Bridging Dense and Sparse Maximum Inner Product Search

Maximum inner product search (MIPS) over dense and sparse vectors have progressed independently in a bifurcated literature for decades; the latter is better known as top-$k$ retrieval in Information Retrieval. This duality exists because sparse and dense vectors serve different end goals. That is despite the fact that they are manifestations of the same mathematical problem. In this work, we ask if algorithms for dense vectors could be applied effectively to sparse vectors, particularly those that violate the assumptions underlying top-$k$ retrieval methods. We study IVF-based retrieval where vectors are partitioned into clusters and only a fraction of clusters are searched during retrieval. We conduct a comprehensive analysis of dimensionality reduction for sparse vectors, and examine standard and spherical KMeans for partitioning.

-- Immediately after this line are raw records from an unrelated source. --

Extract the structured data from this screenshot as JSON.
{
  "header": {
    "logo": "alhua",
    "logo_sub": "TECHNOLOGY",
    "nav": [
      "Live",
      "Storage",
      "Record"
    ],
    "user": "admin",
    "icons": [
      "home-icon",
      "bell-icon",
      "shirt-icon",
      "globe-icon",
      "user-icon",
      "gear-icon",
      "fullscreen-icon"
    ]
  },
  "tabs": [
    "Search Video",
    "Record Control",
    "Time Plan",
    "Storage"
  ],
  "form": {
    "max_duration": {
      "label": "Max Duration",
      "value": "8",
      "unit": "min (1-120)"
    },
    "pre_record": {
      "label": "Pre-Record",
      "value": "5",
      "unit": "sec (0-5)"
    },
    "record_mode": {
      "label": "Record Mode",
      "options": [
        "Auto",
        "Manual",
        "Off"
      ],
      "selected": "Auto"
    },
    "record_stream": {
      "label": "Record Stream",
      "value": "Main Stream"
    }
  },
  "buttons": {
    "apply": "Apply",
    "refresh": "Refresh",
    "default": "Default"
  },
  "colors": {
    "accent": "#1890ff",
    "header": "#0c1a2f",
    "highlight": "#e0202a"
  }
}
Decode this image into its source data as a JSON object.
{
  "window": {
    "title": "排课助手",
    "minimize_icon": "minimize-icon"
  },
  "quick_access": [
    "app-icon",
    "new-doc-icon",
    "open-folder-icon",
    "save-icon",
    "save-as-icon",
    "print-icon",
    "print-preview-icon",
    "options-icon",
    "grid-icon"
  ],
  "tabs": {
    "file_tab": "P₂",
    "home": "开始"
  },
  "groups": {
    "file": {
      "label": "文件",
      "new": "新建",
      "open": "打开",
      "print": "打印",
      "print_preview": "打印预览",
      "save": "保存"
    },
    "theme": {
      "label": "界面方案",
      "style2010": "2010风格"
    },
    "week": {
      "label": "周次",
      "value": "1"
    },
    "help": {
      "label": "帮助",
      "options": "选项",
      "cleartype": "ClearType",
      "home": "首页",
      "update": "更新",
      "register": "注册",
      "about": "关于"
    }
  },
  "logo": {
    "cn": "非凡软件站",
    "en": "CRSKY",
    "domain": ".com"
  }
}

Our experiments demonstrate that IVF serves as an efficient solution for sparse MIPS. As byproducts, we identify two research opportunities and demonstrate their potential. First, we cast the IVF paradigm as a dynamic pruning technique and turn that insight into a novel organization of the inverted index for approximate MIPS for general sparse vectors. Second, we offer a unified regime for MIPS over vectors that have dense and sparse subspaces, and show its robustness to query distributions.